The film Un cuento chino / A Chinese Tale by Sebastián Borensztein won the top prize as Best Film in the 6th annual edition of the Premios Sur given by the Academy of Motion Pictures Arts and Sciences of Argentina (Academia de las Artes y Ciencias Cinematográficas de la Argentina) at a ceremony tonight in Buenos Aires. The film won a total of three awards including also the one for Best Actor for Ricardo Darín. The Western Aballay by Fernando Spiner which is Argentina's submission to the Oscars, won eight awards total including the prize for Best Director, whilst Sebastián Mitre's El estudiante / The Student took home four awards for Best First Film, for Best Screenplay, Breakthrough Actor and Breakthrough Actress.





Mexican Film EL INFIERNO Wins Havana Film Festival

 

Mexican film El infierno / Hell (pictured) by Luis Estrada won the Primer Premio Coral as Best Feature Film at the 33rd annual edition of the Havana Film Festival in Cuba that comes to an end today. The jury gave the second prize (Segundo Premio Coral) to Karim Aïnouz's O abismo prateado / The Silver Cliff from Brazil, whilst the award for Best Director went to José Padilha for Tropa de elite 2, O inimigo agora é outro / Elite Squad 2 / The Enemy Within.

In the documentary category, the prize for Best Film was awarded to Alejandra Sánchez Orozco's Agnus Dei, cordero de dios / Agnus Dei, Lamb of God; and in the Best First Film category, the top prize went to the Guatemalan film Distancia by Sergio Ramírez.

 





LAS MALAS INTENCIONES Named Best Peruvian Film of 2011

 

The Peruvian Motion Picture Press Association (Asociación Peruana de Prensa Cinematográfica, Apreci) selected Rosario García-Montero's film Las malas intenciones / Bad Intentions (pictured) as the Best Peruvian Film of the Year. The association made its selection from a list of eight films that had their local theatrical release plus an additional 20 films made in digital format that also premiered in 2011.

García-Montero's debut feature had its world premiere at the Berlin Film Festival last February and went on to win the prize as Best Latin American Film at the Mar del Plata Film Festival, as well as to win the Special Jury Prize at the Viña del Mar and the Gramado Film Festivals.
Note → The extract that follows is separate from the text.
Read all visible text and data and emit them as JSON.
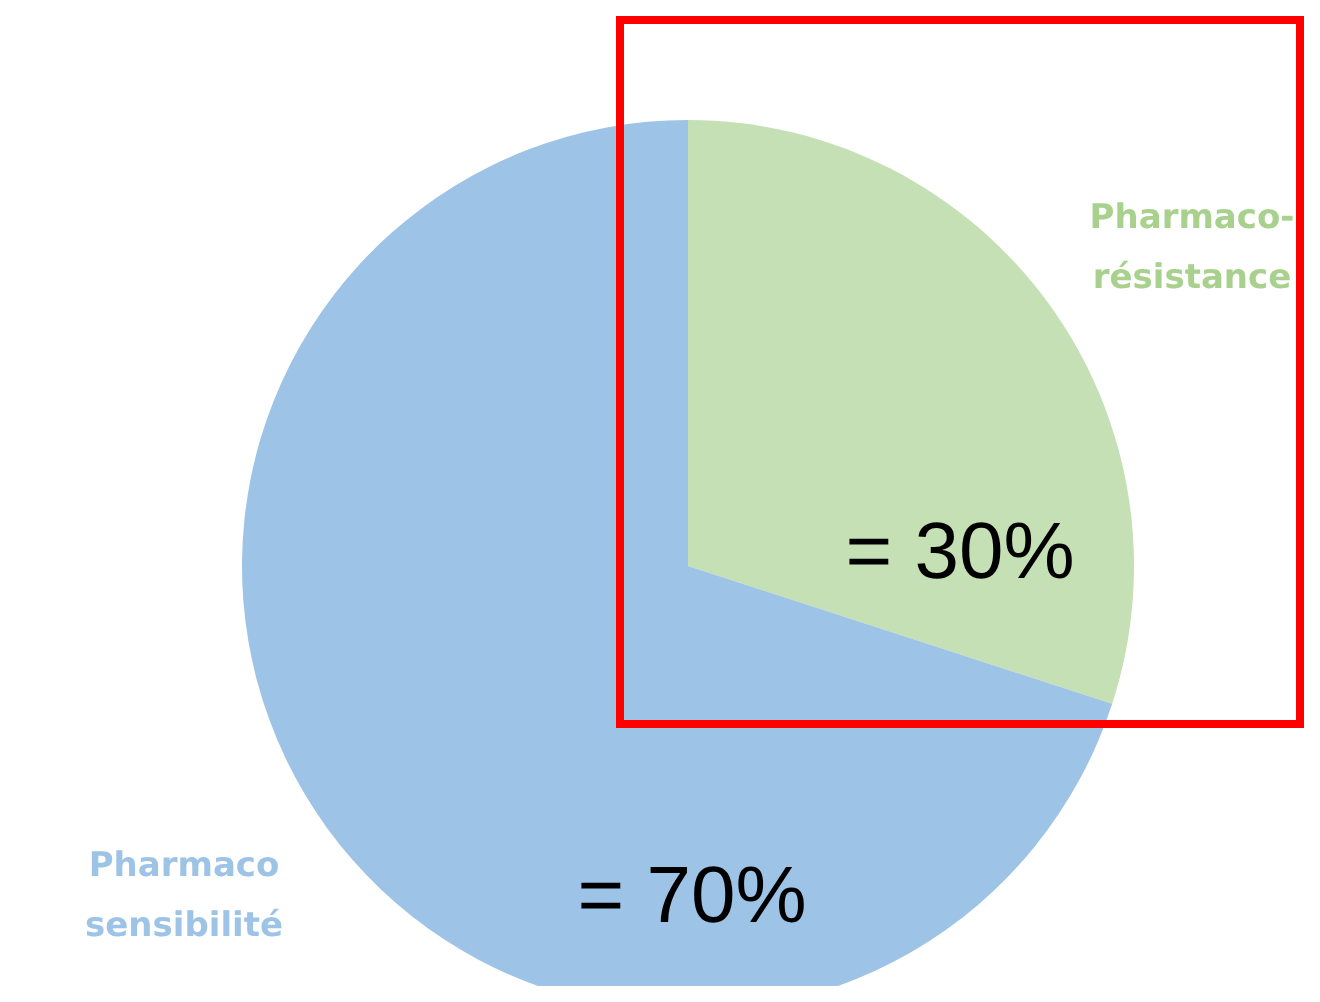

The film is currently playing in New York as part of the "Iberoamérican Images" film series running through December 15 at The Museum of Modern Art.

 





Films from Argentina, Brazil, Colombia and Mexico Selected for Global Lens 2012

 

San Francisco-based Global Film Initiative announced the lineup for its annual Global Lens series that will premiere at The Museum of Modern Art in New York City January 12-28, 2012. Four out of the ten films that comprise the ninth edition of Global Lens are from Latin America: Paula Markovitch's El premio / The Prize (Mexico/Argentina, 2011, pictured); Sergio Teubal's El dedo / The Finger (Argentina, 2011); Gustavo Pizzi's Riscado / Craft (Brazil, 2011); and Carlos Osuna's Gordo, calvo y bajito / Fat, Bald, Short Man (Colombia, 2011).

After its run at MoMA, the series will embark on a yearlong tour around fifty cities around the U.S. and Canada, and it will simultaneously be released throughout the year on Virgin America airlines and available for online preview by industry professionals at Festival Scope.